Görev, kamu düzenine ilişkin olup, yargılamanın her aşamasında re’sen dikkate alınmalıdır.
Dava tarihi itibariyle yürürlükte bulunan 6102 TTK 4. Maddesinin 1. fıkrasında ticari davaların tanımı yapılarak Her iki tarafında ticari işletmesinden kaynaklanan davaları ve çekişmesiz yargı işleri ile tarafların tacir olup olmadıklarına bakılmaksızın, bu kanunda öngörülen hususlardan doğan davaların ticari dava olduğu düzenlenmiştir.

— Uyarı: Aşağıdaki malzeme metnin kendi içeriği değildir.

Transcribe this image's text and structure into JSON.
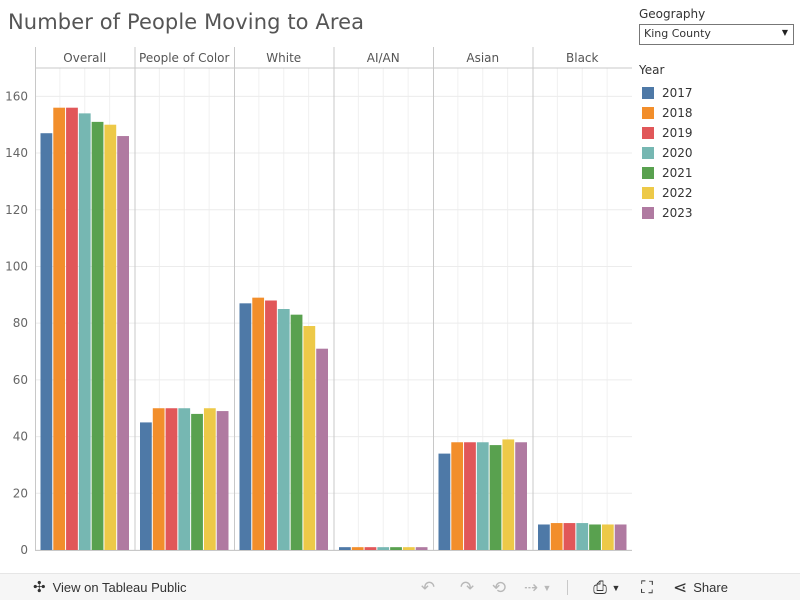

Tüm dosya kapsamı hep birlikte değerlendirildiğinde; uyuşmazlık konusu haksız fiilden kaynaklanan menfi tespit istemi olup TBK ‘da düzenlenen husus haksız fiil olup uyuşmazlık haksız fiil hükümlerine dayanmaktadır.
6102 sayılı Türk Ticaret Kanunu’nun 5/3 fıkrası uyarınca dava tarihi itibariyle Asliye Hukuk Mahkemesi ile Asliye Ticaret Mahkemesi arasındaki ilişki görev ilişkisidir. Somut olayda da uyuşmazlıkta ,dosya kapsamına göre taraflar arasında herhangi bir ticari ilişki bulunmadığı, davacının gerçek kişi olduğu ve eldeki davada Ticaret Kanununda düzenlenen mutlak ticari davalardan olmadığı anlaşılmıştır. Bu nedenle davaya bakmaya ticaret mahkemesi değil Asliye Hukuk mahkemesi görevlidir. Görevle ilgili düzenlemeler kamu düzenine ilişkin olup, taraflar ileri sürmese dahi yargılamanın her aşamasında re’sen gözetilir. Yukarıda açıklanan gerekçelerle Mahkememizin görevsizliğine karar verilerek aşağıdaki hüküm tesis edilmiştir.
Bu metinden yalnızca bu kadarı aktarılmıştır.